El diseño institucional otorga a Trump un poder significativo: podrá invitar o excluir miembros del organismo, salvo que una mayoría de los integrantes vote en contra. Además, la membresía tendrá una duración limitada de tres años, prorrogable únicamente para aquellos países que aporten una contribución financiera de al menos 1.000 millones de dólares.
Rusia evalúa la invitación, Bielorrusia la celebra
El Kremlin confirmó oficialmente que Vladímir Putin recibió la invitación de la Casa Blanca. El portavoz presidencial ruso, Dmitri Peskov, señaló que Moscú está analizando los detalles de la propuesta y que aún no se ha tomado una decisión definitiva sobre la participación de Rusia en la Junta.
La invitación se produce en un contexto delicado para las relaciones entre Washington y Moscú, marcadas por la guerra en Ucrania y las sanciones occidentales. Para el Kremlin, la prioridad estratégica sigue siendo que Estados Unidos reduzca o abandone su apoyo a Kiev, por lo que la Junta de la Paz es observada como una posible vía de negociación indirecta.
Muy diferente fue la reacción de Bielorrusia.
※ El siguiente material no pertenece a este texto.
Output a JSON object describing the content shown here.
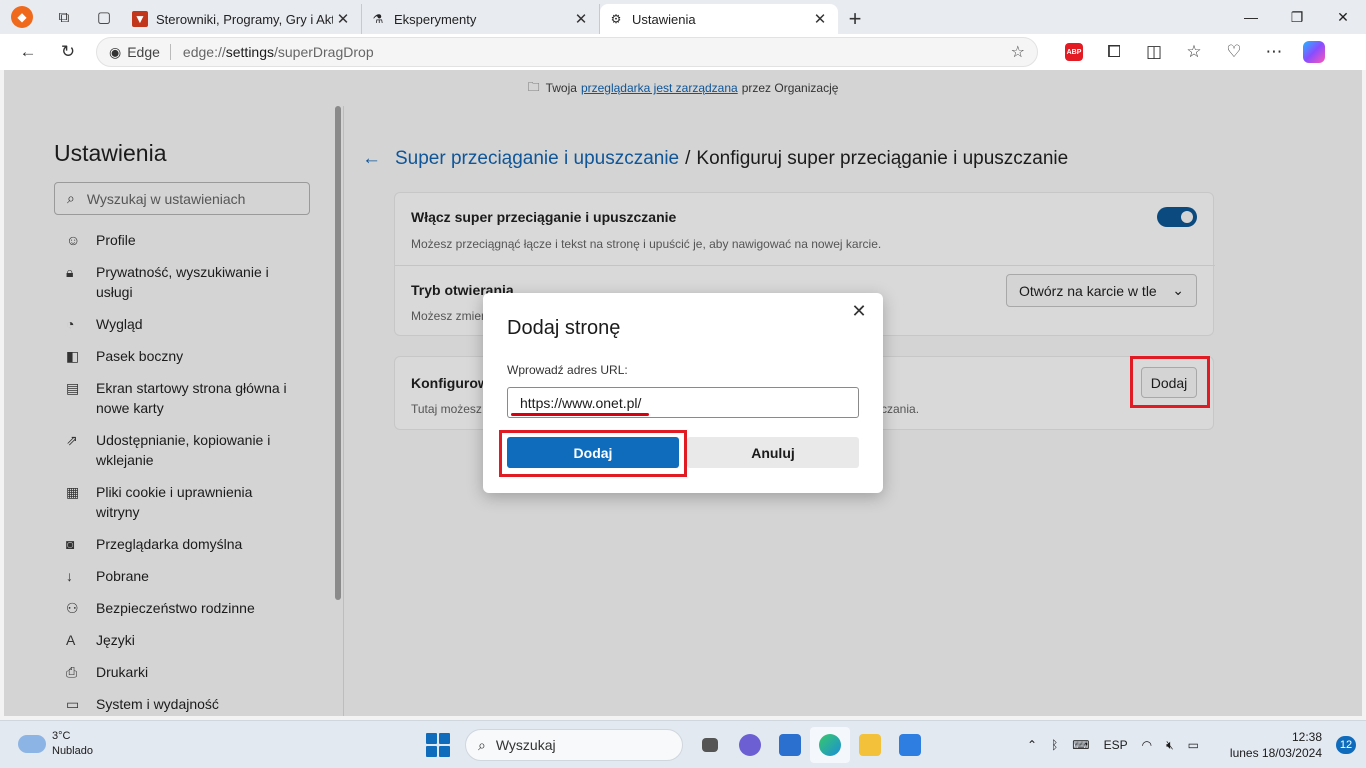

El presidente Aleksandr Lukashenko expresó su disposición inmediata a integrarse al organismo y manifestó su deseo de que la Junta amplíe su mandato y se convierta en una herramienta central de una “nueva arquitectura de seguridad global”. Desde Minsk interpretaron la invitación como un reconocimiento político al liderazgo del mandatario bielorruso y al reciente acercamiento con Washington.
Este acercamiento se consolidó tras la liberación de más de un centenar de presos políticos por parte del régimen bielorruso, a cambio del levantamiento de sanciones estadounidenses sobre la potasa, un mineral estratégico para la economía del país.
Francia marca distancia y alerta sobre el rol de la ONU
Francia fue uno de los primeros países en expresar públicamente sus reservas. El entorno del presidente Emmanuel Macron confirmó que París fue invitada a integrar la Junta de la Paz, pero adelantó que, por el momento, no tiene intención de aceptar.
Según fuentes oficiales francesas, el marco jurídico propuesto plantea interrogantes de fondo sobre el respeto a los principios y a la estructura de las Naciones Unidas. En particular, preocupa que la nueva Junta pueda socavar el papel central de la ONU como espacio legítimo de deliberación y resolución de conflictos internacionales.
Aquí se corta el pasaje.